ForbesFed rate cuts due in October 2024 after weak payrolls

The dynamics of the dual mandate support further interest rate cuts

The Fed has the dual mission of promoting full employment and keeping prices low and stable.

The Nov. 7 FOMC statement said, “Labor market conditions have generally eased and the unemployment rate has increased but remains low.” With a low unemployment rate of just 4.1% in October and over 7.4 million unemployed The job market is still on relatively solid footing in September.

The Fed’s statement also acknowledged that inflation remains “somewhat elevated.” While the Fed has a 2% inflation target, headline CPI is at 2.4% year-over-year in September, core CPI is at 3.3%, headline PCE is at 2.1%, and core PCE is at 2.1% 2.7%. Although all four of these key consumer inflation rates are above the Fed’s target year-over-year, they have trended lower.
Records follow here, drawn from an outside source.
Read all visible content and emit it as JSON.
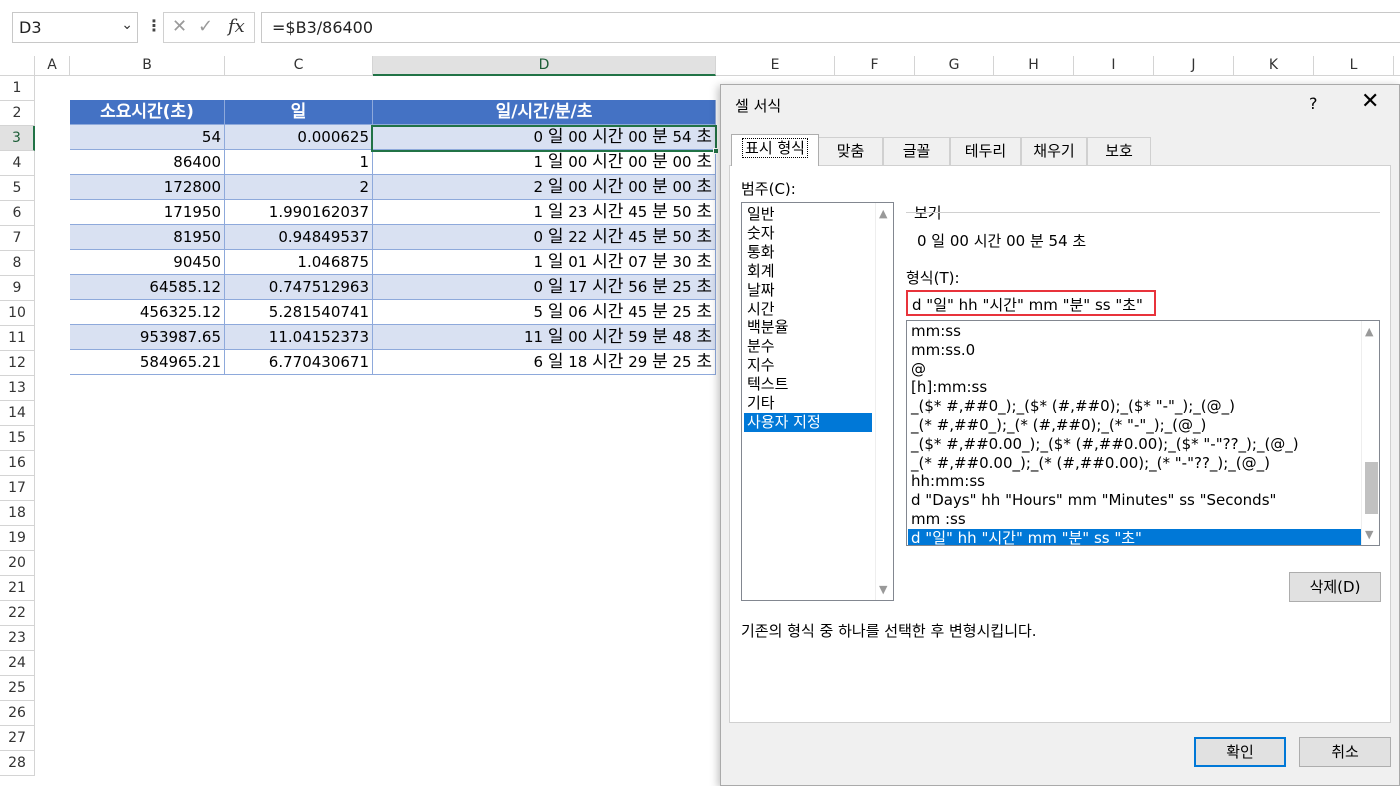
{
  "formula_bar": {
    "name_box": "D3",
    "formula": "=$B3/86400"
  },
  "columns": [
    "A",
    "B",
    "C",
    "D",
    "E",
    "F",
    "G",
    "H",
    "I",
    "J",
    "K",
    "L"
  ],
  "rows": [
    "1",
    "2",
    "3",
    "4",
    "5",
    "6",
    "7",
    "8",
    "9",
    "10",
    "11",
    "12",
    "13",
    "14",
    "15",
    "16",
    "17",
    "18",
    "19",
    "20",
    "21",
    "22",
    "23",
    "24",
    "25",
    "26",
    "27",
    "28"
  ],
  "table": {
    "headers": [
      "소요시간(초)",
      "일",
      "일/시간/분/초"
    ],
    "rows": [
      {
        "b": "54",
        "c": "0.000625",
        "d_num": "0",
        "d_h": "00",
        "d_m": "00",
        "d_s": "54"
      },
      {
        "b": "86400",
        "c": "1",
        "d_num": "1",
        "d_h": "00",
        "d_m": "00",
        "d_s": "00"
      },
      {
        "b": "172800",
        "c": "2",
        "d_num": "2",
        "d_h": "00",
        "d_m": "00",
        "d_s": "00"
      },
      {
        "b": "171950",
        "c": "1.990162037",
        "d_num": "1",
        "d_h": "23",
        "d_m": "45",
        "d_s": "50"
      },
      {
        "b": "81950",
        "c": "0.94849537",
        "d_num": "0",
        "d_h": "22",
        "d_m": "45",
        "d_s": "50"
      },
      {
        "b": "90450",
        "c": "1.046875",
        "d_num": "1",
        "d_h": "01",
        "d_m": "07",
        "d_s": "30"
      },
      {
        "b": "64585.12",
        "c": "0.747512963",
        "d_num": "0",
        "d_h": "17",
        "d_m": "56",
        "d_s": "25"
      },
      {
        "b": "456325.12",
        "c": "5.281540741",
        "d_num": "5",
        "d_h": "06",
        "d_m": "45",
        "d_s": "25"
      },
      {
        "b": "953987.65",
        "c": "11.04152373",
        "d_num": "11",
        "d_h": "00",
        "d_m": "59",
        "d_s": "48"
      },
      {
        "b": "584965.21",
        "c": "6.770430671",
        "d_num": "6",
        "d_h": "18",
        "d_m": "29",
        "d_s": "25"
      }
    ],
    "unit_day": "일",
    "unit_hour": "시간",
    "unit_min": "분",
    "unit_sec": "초"
  },
  "dialog": {
    "title": "셀 서식",
    "help": "?",
    "close": "✕",
    "tabs": [
      "표시 형식",
      "맞춤",
      "글꼴",
      "테두리",
      "채우기",
      "보호"
    ],
    "category_label": "범주(C):",
    "categories": [
      "일반",
      "숫자",
      "통화",
      "회계",
      "날짜",
      "시간",
      "백분율",
      "분수",
      "지수",
      "텍스트",
      "기타",
      "사용자 지정"
    ],
    "selected_category": "사용자 지정",
    "preview_label": "보기",
    "preview_value": "0 일 00 시간 00 분 54 초",
    "format_label": "형식(T):",
    "format_value": "d \"일\" hh \"시간\" mm \"분\" ss \"초\"",
    "formats": [
      "mm:ss",
      "mm:ss.0",
      "@",
      "[h]:mm:ss",
      "_($* #,##0_);_($* (#,##0);_($* \"-\"_);_(@_)",
      "_(* #,##0_);_(* (#,##0);_(* \"-\"_);_(@_)",
      "_($* #,##0.00_);_($* (#,##0.00);_($* \"-\"??_);_(@_)",
      "_(* #,##0.00_);_(* (#,##0.00);_(* \"-\"??_);_(@_)",
      "hh:mm:ss",
      "d \"Days\" hh \"Hours\" mm \"Minutes\" ss \"Seconds\"",
      "mm :ss",
      "d \"일\" hh \"시간\" mm \"분\" ss \"초\""
    ],
    "selected_format": "d \"일\" hh \"시간\" mm \"분\" ss \"초\"",
    "delete_button": "삭제(D)",
    "description": "기존의 형식 중 하나를 선택한 후 변형시킵니다.",
    "ok_button": "확인",
    "cancel_button": "취소"
  },
  "colors": {
    "header_fill": "#4472c4",
    "band_fill": "#d9e1f2",
    "selection_green": "#217346",
    "accent_blue": "#0078d7",
    "highlight_red": "#e8333b"
  }
}
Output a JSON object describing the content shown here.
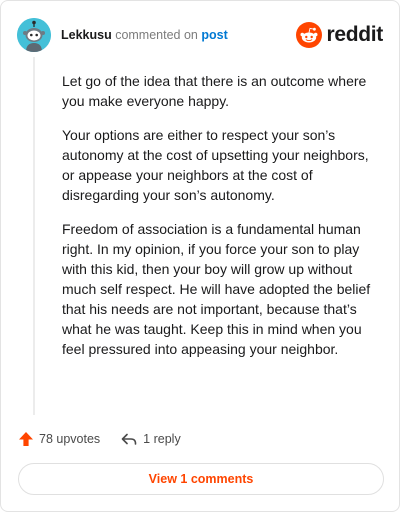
{
  "header": {
    "username": "Lekkusu",
    "action": " commented on ",
    "link": "post",
    "brand": "reddit"
  },
  "comment": {
    "paragraphs": [
      "Let go of the idea that there is an outcome where you make everyone happy.",
      "Your options are either to respect your son’s autonomy at the cost of upsetting your neighbors, or appease your neighbors at the cost of disregarding your son’s autonomy.",
      "Freedom of association is a fundamental human right. In my opinion, if you force your son to play with this kid, then your boy will grow up without much self respect. He will have adopted the belief that his needs are not important, because that’s what he was taught. Keep this in mind when you feel pressured into appeasing your neighbor."
    ]
  },
  "actions": {
    "upvotes": "78 upvotes",
    "replies": "1 reply"
  },
  "footer": {
    "view_label": "View 1 comments"
  },
  "colors": {
    "accent": "#ff4500",
    "link": "#0079d3",
    "avatar": "#44c0d8"
  },
  "icons": [
    "avatar-snoo",
    "reddit-logo-icon",
    "upvote-arrow-icon",
    "reply-arrow-icon"
  ]
}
Looking forward, we expect total CPI, core CPI, total PCE and core PCE to continue to decline year-over-year. However, these slowdowns may take time and we do not expect headline or core CPI to decline to 2% year-over-year until 2025.

The big takeaway is that if inflation continues to cool, there will be further rate cuts.

ForbesOverall PCE inflation is nearing the Fed’s 2% target

What do you think of the November 2024 Fed decision?